Japanese novelist and manga story writer (born 1964)

Hajime Kanzaka (神坂 一, Kanzaka Hajime) is a Japanese novelist and manga story writer from Asago, Hyōgo Prefecture. Kanzaka is best known for writing the Slayers novels that were adapted into the hit anime series, OVA and manga spin-offs.

==Career==
After graduating Kobe Art Technical College, Kanzaka worked as a salaryman until, on a whim, he submitted Slayers to the 1st Fantasia Awards (1989). It was nominated as the runner-up, and due to his home not having a telephone, he received the news via the mail. The same year, Slayers began serialization under the Dragon Magazine, making his official debut.

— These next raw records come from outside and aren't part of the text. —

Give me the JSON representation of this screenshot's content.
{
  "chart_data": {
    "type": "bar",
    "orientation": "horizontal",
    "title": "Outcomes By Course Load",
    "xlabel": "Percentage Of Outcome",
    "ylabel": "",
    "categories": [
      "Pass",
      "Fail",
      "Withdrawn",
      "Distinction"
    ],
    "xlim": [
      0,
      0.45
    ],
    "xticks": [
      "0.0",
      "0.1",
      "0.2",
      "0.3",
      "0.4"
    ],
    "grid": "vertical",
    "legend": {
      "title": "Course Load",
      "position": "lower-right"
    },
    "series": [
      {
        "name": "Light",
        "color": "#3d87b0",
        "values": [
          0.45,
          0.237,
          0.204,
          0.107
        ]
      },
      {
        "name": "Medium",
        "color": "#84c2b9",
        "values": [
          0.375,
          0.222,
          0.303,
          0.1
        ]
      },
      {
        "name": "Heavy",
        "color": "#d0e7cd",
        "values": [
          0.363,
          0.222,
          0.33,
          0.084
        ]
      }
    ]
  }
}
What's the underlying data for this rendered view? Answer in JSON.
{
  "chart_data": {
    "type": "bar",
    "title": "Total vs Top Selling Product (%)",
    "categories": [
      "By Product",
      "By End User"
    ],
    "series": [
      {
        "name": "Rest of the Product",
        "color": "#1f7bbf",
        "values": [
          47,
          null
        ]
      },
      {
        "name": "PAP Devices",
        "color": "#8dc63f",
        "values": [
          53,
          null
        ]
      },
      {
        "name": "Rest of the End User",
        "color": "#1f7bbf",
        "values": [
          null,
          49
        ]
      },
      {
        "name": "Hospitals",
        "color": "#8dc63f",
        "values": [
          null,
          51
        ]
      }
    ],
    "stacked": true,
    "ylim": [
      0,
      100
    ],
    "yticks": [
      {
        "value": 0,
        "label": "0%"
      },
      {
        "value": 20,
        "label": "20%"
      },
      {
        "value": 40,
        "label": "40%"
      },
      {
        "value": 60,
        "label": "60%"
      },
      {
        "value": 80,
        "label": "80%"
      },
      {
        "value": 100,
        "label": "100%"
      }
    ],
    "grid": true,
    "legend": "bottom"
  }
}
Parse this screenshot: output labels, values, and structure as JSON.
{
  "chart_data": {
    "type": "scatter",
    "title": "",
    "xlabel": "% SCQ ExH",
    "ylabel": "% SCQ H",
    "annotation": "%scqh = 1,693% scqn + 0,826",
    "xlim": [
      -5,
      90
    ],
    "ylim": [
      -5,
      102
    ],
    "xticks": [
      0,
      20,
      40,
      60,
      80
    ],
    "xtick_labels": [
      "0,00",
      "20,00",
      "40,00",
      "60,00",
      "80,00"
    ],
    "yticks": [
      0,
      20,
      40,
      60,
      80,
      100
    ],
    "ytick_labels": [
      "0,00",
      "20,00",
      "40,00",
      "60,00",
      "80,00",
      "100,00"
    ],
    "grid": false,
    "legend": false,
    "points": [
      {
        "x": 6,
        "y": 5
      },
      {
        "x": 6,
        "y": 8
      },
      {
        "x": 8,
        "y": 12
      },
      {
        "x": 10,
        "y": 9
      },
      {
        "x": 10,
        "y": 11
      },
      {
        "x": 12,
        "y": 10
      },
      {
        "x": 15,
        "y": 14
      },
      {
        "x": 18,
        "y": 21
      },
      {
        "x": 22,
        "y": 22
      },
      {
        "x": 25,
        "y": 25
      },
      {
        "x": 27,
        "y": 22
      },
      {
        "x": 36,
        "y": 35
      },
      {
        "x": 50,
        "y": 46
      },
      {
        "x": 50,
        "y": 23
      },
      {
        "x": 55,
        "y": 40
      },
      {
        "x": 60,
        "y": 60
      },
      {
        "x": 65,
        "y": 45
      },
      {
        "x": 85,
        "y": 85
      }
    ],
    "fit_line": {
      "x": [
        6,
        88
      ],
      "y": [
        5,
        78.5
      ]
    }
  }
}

During the early days of the light novel industry, most writers came from other non-writing professions, but nowadays most light novelists debut due to winning awards, a trend seemingly started by Kanzaka. Later, he would be a judge for the Fantasia Awards. (Note: 8th to 20th Fantasia Awards.)

In-addition to publishing with Fujimi Shobo, he has also had science-fiction and fantasy works published under Kadokawa Sneaker Bunko, expanding his readership. When the Slayers anime adaptation was released in the late 90's, Kanzaka ranked highly in the author category of the Japanese High Tax Payer Registry.

==Works==
- Slayers (スレイヤーズ, Sureiyāzu) - light novels, manga
  - Slayers Return (スレイヤーズ RETURN, Sureiyāzu ritān) - movie
  - Slayers Special (スレイヤーズすぺしゃる, Sureiyāzu supesharu) - ova
  - Slayers Great (スレイヤーズ ぐれえと, Sureiyāzu gurēto) - movie
  - Slayers Excellent (スレイヤーズえくせれんと, Sureiyāzu ekuserento) - ova
  - Slayers Gorgeous (スレイヤーズごうじゃす, Sureiyāzu gōjasu) - movie
- Lost Universe (ロスト・ユニバース, Rosuto Yunibāsu) - light novels, TV series.
- Higaeri Quest (日帰りクエスト, Higaeri Kuesuto) - manga story (shōjo).
- Yami no Sadame o Seōmono (闇の運命を背負う者) - manga story (fantasy).
- Sheriff Stars MS (シェリフスターズ MS, Sherifu Sutāzu Emuesu) - manga story (science fiction).
- DOORS I Mazekoze Shuuzenya (DOORS I まぜこぜ修繕屋) - light novel (shōnen).